Le fabuleux destin de Jean-Louis MICHEL
Jean-Louis Michel naît dans la colonie française de Saint-Domingue, en 1785. Orphelin, il arrive en France à l'âge de huit ans et est recueilli par une famille de Montauban avant de devenir enfant de troupe au sein de l'armée napoléonienne. Puis il est confié à monsieur d'Érape, maître d'armes belge qui fait de lui, à force de volonté et de travail, un tireur exceptionnel. Rapidement, sa réputation de tireur et de duelliste se répand dans toute l'armée.
Un jour, alors que la 3è division de l'armée de l'empereur Napoléon Ier arrive à Madrid, une querelle de soldats éclate entre le régiment de Jean-Louis et le 1er régiment composé d'Italiens. Afin d'arrêter la tuerie, le conseil de guerre décide que les maîtres et les prévôts des deux régiments assumeront la responsabilité de la querelle. Quinze tireurs sont désignés de chaque côté pour se battre en duel. Devant dix mille témoins, Jean-Louis Michel et Giacomo Ferrari, maître florentin renommé, commencent. Ferrari est blessé à mort. Le second adversaire également. En quarante minutes et treize combats, Jean-Louis Michel donne vingt-sept coups d'épée dont trois mortels. L'honneur des régiments étant lavé, la camaraderie put reprendre ses droits dans les rangs de cette armée composée de soldats de différentes nationalités, au gré des conquêtes.

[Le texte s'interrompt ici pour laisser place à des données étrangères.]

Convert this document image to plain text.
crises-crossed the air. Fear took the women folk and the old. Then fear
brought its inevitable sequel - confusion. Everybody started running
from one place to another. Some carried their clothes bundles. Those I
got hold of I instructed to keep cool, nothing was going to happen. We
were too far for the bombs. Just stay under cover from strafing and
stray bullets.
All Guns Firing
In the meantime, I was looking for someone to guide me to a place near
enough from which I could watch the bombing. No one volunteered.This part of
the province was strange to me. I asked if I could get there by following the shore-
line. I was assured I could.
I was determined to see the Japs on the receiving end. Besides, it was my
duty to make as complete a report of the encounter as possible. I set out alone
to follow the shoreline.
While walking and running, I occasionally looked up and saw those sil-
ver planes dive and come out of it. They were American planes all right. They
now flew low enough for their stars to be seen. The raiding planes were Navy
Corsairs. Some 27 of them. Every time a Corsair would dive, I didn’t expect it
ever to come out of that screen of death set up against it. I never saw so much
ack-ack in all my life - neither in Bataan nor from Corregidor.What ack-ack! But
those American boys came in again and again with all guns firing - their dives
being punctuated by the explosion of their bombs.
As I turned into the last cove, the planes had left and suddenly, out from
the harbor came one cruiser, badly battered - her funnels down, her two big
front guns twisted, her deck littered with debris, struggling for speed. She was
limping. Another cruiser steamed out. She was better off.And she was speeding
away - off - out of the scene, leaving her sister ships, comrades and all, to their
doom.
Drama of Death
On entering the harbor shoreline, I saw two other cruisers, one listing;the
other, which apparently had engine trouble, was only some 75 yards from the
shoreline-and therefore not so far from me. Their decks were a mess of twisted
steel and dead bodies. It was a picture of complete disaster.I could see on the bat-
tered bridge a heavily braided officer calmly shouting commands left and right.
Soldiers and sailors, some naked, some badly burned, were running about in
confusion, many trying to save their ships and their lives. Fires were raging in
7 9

Le 29 juillet 1814, Jean-Louis est fait chevalier de la Légion d'honneur pour ses états de campagne où figurent les noms de 40 batailles, dont Iéna, Friedland et Ciudad-Réal. En 1815, après Waterloo, il est consacré 1er maître d'armes de France. À 28 ans, il a gagné l'estime et la reconnaissance de tous, ses subordonnés l'admirent et ses supérieurs l'honorent en l'invitant à leur table.
Sous la Restauration, Jean-Louis s'installe à Montpellier et crée sa propre salle d'armes. Sa salle jouit d'un fort prestige dans la société militaire et civile montpelliéraine et dans toute la France. À cette époque, les querelles politiques et sociales se règlent par des duels à l'arme à feu ou l'arme blanche... Il était donc prudent d'acquérir le savoir-faire du célèbre maître d'armes.
L'escrime n'est pas un sport, c'est un art...
"L'escrime n'est pas un sport. C'est un art. Les quatre qualités remarquables qu'elle développera sont la coordination, la précision, la vivacité et l'équilibre...
Malheureusement, il existe deux types d'escrime dans ce pays (ou dans le monde) - le bien et le mal.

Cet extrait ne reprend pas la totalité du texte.